«Froid», la haine

Dans «Froid» de Lars Norén, trois adolescents, à la fin des classes, se rassemblent en une petite cellule de combat.
Photo: Catherine Langlois photographe Dans «Froid» de Lars Norén, trois adolescents, à la fin des classes, se rassemblent en une petite cellule de combat.

Rarement une pièce est-elle entrée si nettement en résonance avec l’actualité. L’attentat du Centre culturel islamique de Québec est encore récent; si récent qu’il est difficile de ne pas avoir, pendant la représentation de Froid, un pied dans le théâtre et un autre à l’extérieur.

Le texte du Suédois Lars Norén s’articule autour d’une histoire de violence et de racisme. Trois adolescents, à la fin des classes, se rassemblent en une petite cellule de combat. Leur discours sur l’homogénéisation de la Suède pourrait être celui de n’importe quel groupe d’extrême droite québécois. Survient un de leurs collègues de classe, Coréen de naissance adopté en bas âge par deux Suédois. Le face-à-face sera brutal.

Ce texte vise-t-il à nous permettre de mieux comprendre une réalité indéniable, de mieux cerner ce phénomène si lié aux sociétés occidentales ? Si tel est le cas, il s’agit d’un échec, tant on peine à trouver même un début d’explication.

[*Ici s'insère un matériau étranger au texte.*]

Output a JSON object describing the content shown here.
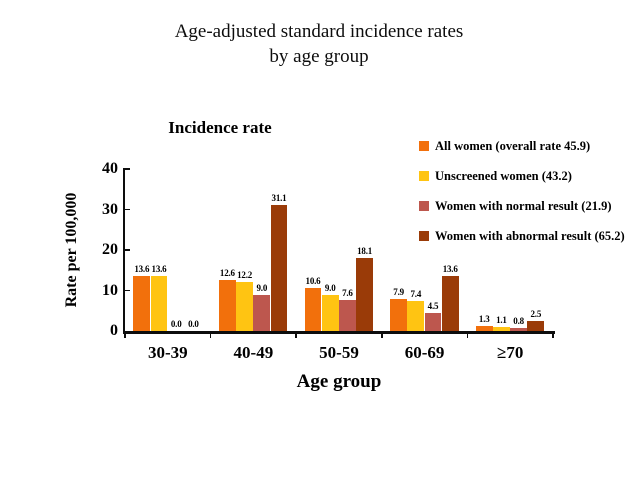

Il n’est pourtant pas exclu que, vu les récents événements et l’incompréhension qu’ils ont semée, on se retrouve dès le départ à adresser au spectacle des questions auxquelles il n’a pas réponse. Froid se limite plutôt à brosser un portrait de cette violence. La mise en scène d’Olivier Lépine privilégie ainsi un jeu physique ; les comédiens cherchent le contact, suivent les cris et la sueur. Le visage d’Olivier Artau, en parfaite victime, sera malmené et souillé, jusqu’à nous tirer un malaise.

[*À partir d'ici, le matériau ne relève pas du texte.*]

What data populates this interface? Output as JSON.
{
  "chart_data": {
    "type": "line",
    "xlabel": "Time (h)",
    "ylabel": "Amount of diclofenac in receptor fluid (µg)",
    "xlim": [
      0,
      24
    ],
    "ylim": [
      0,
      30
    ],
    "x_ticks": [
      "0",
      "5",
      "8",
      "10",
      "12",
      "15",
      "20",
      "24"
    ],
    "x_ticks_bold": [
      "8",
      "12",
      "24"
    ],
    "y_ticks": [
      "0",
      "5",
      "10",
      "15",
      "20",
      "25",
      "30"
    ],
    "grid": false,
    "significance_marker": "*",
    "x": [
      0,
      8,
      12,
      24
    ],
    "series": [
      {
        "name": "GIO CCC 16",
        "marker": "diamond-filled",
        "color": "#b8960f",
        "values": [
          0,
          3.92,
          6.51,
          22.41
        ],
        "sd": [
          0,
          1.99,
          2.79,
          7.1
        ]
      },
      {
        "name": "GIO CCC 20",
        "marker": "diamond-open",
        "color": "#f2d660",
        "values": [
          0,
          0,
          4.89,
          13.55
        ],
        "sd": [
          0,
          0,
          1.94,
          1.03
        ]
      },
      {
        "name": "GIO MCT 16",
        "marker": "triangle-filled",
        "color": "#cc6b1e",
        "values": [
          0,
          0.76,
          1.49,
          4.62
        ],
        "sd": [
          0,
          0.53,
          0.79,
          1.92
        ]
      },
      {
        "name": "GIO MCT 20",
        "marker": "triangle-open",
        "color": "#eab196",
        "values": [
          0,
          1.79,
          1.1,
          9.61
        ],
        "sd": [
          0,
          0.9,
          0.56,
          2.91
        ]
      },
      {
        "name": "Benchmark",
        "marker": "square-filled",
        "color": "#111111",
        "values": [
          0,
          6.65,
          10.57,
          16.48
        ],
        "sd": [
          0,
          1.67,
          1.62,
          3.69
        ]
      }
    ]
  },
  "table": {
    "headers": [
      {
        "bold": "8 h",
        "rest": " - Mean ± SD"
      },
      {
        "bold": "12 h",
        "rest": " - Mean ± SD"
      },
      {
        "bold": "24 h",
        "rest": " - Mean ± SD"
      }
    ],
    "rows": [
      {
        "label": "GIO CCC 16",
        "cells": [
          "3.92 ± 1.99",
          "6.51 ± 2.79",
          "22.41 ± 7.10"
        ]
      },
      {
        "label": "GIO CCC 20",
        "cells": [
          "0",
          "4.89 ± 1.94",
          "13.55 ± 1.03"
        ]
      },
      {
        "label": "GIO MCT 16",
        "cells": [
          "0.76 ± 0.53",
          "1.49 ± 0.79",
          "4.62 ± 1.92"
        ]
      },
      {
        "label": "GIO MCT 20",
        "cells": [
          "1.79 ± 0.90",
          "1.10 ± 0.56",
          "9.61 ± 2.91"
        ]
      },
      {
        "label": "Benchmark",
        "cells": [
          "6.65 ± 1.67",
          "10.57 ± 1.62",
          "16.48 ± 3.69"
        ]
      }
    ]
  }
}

Rien, évidemment, qui ait des airs de réponse. Entre victime et bourreaux, les répliques se multiplient, pourtant : pour ou contre un peuple homogène ? Pour ou contre le contrôle des frontières ? L’argumentation est là, et constitue même la principale brique du texte. Or les arguments — les mêmes que ceux qu’on entend déjà autour de nous, ici et là — s’enchaînent sans qu’on arrive à approcher la question qui nous triture le plus, qui est celle de l’origine réelle, par-delà les discours, de cette violence.

La charge

On se voit ainsi frustré, comme spectateur. On se retrouve, surtout, devant l’indigence du discours. David Bouchard en chef charismatique, Ariane Bellavance-Fafard en jeune excitée et Dayne Simard en fantoche hésitant incarnent des ados à la parole naissante, mais déjà déphasée ; ils discutent, mais ce ne sont que des mots. Là-dessus, la traduction québécoise, qui réduit la distance autant que possible entre le texte et le spectateur, participe avec son recours nourri aux sacres de cette même pauvreté.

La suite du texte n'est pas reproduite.